Thread: Help normalizing table(s)
Hello everyone, First let me start off by saying that the situation I'm dealing with is very complex. Here's the scoop: I receive a stream of data from one of our internal servers, which I put into a textfile. The fields are separated by pipes and records by newline characters. As of now, I'm loading the data via Perl DBI into a table. The catch is: each record has 502 fields and I receive about 100,000 records per hour. I need to make these records searchable via a web interface for the user. With that said, I have almost everything working, but have hit a brick wall with the searching. I am currently using MySQL to store the data (not by choice...the users left to maintain this only know how to use MySQL). Because of the type of data this is (cellular calls) it has become very difficult to keep the records unique. Most of the 502 fields cannot be "unique" fields because of the replicated data that must exist in each record. There are 3 fields that combined can make a unique key - something like the following 2002101411-54738-107 - the first 10 digits are the date, the second are a call sequence number assigned to the call and the third is the tower it took place on. There's a catch to just using the call sequence number, as it starts over again after it hits 1 million. My solution to this is to store the data in tables by hour. This keeps the tables relatively small (50-100K records) and helps with searching. Now on to the real questions: I need to be able to search more than one table at a time, but just "union"ing the queries isn't a very good option as some users want to search 48 hours worth of data.....that would result in 48 unioned queries!!!! My solution to this so far is to take the fields that the users are searching on (only about 7) and stuffing them into a "master" table along with a unique identifier (bigint). I attach the same unique key to the table with the remaining data so I can join them and retrieve stuff later. This will allow the actually searching to be done on the smaller table and then if results are found get the data from the larger table. How do I keep this table rather small (1 million records or so) and still be able to search archived data? Are there any other ways that I can do this? Any help is appreciated!!! Kevin kold@carolina.rr.com
On 17 Oct 2002 at 11:12, Kevin Old wrote: > My solution to this is to store the data in tables by hour.

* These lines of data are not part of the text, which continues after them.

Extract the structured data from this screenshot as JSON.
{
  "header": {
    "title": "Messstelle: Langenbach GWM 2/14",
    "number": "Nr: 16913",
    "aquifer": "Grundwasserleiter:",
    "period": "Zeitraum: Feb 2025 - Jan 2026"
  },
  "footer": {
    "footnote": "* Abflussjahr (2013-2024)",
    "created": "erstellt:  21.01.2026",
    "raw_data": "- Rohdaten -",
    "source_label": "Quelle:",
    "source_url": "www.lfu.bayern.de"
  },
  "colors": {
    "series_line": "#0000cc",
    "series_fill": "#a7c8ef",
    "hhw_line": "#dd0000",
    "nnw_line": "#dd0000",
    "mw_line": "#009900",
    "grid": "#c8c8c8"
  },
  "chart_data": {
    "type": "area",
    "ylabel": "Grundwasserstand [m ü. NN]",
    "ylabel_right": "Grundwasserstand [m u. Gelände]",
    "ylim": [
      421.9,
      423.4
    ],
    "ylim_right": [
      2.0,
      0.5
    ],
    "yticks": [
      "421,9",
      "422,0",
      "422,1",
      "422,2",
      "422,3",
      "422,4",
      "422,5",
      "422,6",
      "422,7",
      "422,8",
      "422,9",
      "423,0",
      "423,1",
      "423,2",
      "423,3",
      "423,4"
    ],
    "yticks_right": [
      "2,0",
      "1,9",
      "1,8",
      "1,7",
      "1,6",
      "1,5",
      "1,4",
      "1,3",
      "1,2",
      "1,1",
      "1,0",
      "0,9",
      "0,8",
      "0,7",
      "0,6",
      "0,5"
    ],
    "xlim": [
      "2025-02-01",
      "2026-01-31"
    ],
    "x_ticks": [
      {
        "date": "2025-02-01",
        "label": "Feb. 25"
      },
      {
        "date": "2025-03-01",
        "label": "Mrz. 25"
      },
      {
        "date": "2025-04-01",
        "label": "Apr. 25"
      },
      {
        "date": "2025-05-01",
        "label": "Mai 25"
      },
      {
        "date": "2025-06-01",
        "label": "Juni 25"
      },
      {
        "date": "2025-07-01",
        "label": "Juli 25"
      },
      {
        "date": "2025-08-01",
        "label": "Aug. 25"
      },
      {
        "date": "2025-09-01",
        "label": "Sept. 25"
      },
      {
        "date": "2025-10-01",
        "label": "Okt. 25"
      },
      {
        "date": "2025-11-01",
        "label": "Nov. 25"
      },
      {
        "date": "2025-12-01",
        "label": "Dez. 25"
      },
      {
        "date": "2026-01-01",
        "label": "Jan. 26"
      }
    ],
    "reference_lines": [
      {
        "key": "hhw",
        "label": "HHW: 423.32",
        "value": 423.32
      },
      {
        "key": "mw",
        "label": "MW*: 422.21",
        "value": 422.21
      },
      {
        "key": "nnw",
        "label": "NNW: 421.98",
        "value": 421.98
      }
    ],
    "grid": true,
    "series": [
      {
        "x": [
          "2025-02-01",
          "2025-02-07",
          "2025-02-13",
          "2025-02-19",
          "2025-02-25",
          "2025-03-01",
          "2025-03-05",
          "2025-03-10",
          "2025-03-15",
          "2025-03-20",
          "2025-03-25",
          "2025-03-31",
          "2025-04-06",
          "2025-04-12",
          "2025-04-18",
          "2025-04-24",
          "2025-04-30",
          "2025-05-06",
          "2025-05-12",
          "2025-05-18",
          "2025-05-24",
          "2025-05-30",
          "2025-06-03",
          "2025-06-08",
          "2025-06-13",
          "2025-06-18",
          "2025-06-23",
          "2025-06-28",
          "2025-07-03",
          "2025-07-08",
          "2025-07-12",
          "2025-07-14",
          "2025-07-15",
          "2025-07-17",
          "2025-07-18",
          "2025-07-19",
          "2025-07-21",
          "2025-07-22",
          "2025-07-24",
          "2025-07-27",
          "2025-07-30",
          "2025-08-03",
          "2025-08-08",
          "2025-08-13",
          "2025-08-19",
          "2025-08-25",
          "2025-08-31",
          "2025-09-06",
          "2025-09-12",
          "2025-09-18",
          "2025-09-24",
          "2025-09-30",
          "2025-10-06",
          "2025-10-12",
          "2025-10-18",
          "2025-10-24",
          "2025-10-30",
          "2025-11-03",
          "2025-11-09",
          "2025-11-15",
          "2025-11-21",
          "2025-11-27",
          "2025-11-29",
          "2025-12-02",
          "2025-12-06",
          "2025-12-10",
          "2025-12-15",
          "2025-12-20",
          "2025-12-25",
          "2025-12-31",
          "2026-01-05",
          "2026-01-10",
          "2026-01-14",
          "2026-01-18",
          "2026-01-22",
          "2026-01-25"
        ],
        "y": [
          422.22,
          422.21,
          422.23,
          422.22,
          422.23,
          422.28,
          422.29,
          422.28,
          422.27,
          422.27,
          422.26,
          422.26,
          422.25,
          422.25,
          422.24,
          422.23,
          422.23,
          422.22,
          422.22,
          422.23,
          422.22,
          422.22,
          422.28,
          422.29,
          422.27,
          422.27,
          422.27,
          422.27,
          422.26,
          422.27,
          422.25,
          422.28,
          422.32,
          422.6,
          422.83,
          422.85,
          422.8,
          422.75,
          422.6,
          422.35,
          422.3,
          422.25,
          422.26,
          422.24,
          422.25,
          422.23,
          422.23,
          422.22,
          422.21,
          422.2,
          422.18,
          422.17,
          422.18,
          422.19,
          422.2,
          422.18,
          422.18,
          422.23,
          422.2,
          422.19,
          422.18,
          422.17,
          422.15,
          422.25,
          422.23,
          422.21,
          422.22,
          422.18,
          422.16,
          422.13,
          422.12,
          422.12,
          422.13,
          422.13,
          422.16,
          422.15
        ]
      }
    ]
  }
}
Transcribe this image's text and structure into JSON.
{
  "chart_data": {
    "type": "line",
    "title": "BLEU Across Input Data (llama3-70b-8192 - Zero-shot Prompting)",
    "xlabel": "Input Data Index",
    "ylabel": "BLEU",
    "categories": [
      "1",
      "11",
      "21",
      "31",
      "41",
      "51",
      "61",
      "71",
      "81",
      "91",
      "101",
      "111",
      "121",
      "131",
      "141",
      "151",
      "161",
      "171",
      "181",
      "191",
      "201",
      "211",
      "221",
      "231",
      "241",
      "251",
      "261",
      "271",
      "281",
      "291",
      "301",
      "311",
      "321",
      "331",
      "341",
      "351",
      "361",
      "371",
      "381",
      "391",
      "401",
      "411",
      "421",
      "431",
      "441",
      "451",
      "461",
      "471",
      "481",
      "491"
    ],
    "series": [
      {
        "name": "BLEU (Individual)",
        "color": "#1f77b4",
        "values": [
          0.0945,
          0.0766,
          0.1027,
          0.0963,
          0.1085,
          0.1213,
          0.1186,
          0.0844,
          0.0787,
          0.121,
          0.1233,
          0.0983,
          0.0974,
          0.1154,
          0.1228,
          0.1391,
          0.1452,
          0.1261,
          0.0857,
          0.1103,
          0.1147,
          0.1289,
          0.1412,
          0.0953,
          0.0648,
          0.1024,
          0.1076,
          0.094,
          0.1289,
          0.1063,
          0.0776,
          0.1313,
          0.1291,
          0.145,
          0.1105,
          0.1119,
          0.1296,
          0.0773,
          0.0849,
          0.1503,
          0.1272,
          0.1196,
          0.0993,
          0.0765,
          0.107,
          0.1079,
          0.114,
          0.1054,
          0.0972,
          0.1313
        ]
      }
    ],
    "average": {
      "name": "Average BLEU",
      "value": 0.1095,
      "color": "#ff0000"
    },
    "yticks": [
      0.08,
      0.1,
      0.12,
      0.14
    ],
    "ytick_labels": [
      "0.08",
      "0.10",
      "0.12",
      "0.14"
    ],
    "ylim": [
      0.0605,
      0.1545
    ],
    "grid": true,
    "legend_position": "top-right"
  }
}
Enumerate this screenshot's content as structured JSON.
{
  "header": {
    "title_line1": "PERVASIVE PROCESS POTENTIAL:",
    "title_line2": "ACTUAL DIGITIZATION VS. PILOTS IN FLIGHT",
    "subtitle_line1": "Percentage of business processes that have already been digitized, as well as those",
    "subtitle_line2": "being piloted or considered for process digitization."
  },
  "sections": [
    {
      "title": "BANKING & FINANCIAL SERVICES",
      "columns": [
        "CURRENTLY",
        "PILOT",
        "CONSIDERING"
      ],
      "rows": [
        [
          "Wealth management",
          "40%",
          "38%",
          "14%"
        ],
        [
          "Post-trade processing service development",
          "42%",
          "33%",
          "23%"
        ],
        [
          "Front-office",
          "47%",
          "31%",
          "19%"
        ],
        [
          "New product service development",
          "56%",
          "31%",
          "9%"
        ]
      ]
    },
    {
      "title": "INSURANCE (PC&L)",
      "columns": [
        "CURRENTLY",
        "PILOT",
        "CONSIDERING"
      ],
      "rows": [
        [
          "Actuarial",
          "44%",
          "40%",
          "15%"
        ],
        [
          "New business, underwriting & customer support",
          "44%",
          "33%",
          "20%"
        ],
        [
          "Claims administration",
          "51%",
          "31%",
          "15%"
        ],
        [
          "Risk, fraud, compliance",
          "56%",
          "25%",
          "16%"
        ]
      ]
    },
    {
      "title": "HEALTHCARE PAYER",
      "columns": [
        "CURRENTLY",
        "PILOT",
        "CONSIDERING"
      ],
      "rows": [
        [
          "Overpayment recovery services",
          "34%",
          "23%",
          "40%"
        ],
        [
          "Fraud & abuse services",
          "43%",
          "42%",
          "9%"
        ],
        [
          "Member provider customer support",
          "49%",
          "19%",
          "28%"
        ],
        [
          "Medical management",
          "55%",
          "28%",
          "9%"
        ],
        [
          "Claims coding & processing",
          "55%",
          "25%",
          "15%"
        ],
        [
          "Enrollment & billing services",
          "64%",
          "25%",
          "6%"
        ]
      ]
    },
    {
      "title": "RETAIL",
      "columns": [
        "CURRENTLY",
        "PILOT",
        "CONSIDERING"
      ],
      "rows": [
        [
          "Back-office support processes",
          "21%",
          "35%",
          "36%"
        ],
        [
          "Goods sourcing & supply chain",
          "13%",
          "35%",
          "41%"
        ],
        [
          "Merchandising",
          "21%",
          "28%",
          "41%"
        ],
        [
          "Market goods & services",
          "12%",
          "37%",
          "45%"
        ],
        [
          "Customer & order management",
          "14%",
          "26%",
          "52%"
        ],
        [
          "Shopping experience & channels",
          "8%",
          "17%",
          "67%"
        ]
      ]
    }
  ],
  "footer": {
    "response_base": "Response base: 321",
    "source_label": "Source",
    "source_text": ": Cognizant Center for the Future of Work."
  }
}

This keeps > the tables relatively small (50-100K records) and helps with searching. > > Now on to the real questions: > > I need to be able to search more than one table at a time, but just > "union"ing the queries isn't a very good option as some users want to > search 48 hours worth of data.....that would result in 48 unioned > queries!!!! > How do I keep this table rather small (1 million records or so) and > still be able to search archived data? Are there any other ways that I > can do this? Why do I feel that you are using my design? Probably because you are solving same problem as I am solving..:-) In postgresql, you can inherit a table from another table. You can query on base table and gather rows from child table. So make an empty base table, make each hourly table child of base table and query on base table. It will take care of everything. Remove the hourly table after 48 hours.. Bye Shridhar -- Killing is wrong. -- Losira, "That Which Survives", stardate unknown
On Thu, Oct 17, 2002 at 09:24:59PM +0530, Shridhar Daithankar wrote: > On 17 Oct 2002 at 11:12, Kevin Old wrote: > > > My solution to this is to store the data in tables by hour. This keeps > > the tables relatively small (50-100K records) and helps with searching. > In postgresql, you can inherit a table from another table. You can query on > base table and gather rows from child table. So make an empty base table, make > each hourly table child of base table and query on base table. It will take > care of everything. Remove the hourly table after 48 hours.. What will happen when you want to look at the last 24 hours and not 48? And if somebody want to look at the last 72 hours? I think this is not a good idea. And I know this because I did the same thing some time ago, and it was so huge a PITA that I eventually ended merging all the tables into one. -- Alvaro Herrera (<alvherre[@]dcc.uchile.cl>) "When the proper man does nothing (wu-wei), his thought is felt ten thousand miles." (Lao Tse)
On 17 Oct 2002 at 14:30, Alvaro Herrera wrote: > On Thu, Oct 17, 2002 at 09:24:59PM +0530, Shridhar Daithankar wrote: > > On 17 Oct 2002 at 11:12, Kevin Old wrote: > > > > > My solution to this is to store the data in tables by hour. This keeps > > > the tables relatively small (50-100K records) and helps with searching. > > > In postgresql, you can inherit a table from another table. You can query on > > base table and gather rows from child table. So make an empty base table, make > > each hourly table child of base table and query on base table. It will take > > care of everything. Remove the hourly table after 48 hours.. > > What will happen when you want to look at the last 24 hours and not 48? > And if somebody want to look at the last 72 hours? Hey, timestamps are stored with each record right? Include time cause in the where part as well. Some child table will succeed some won't.. Postgresql will take care of that. Why bother? Bye Shridhar -- Knebel's Law: It is now proved beyond doubt that smoking is one of the leading causes of statistics.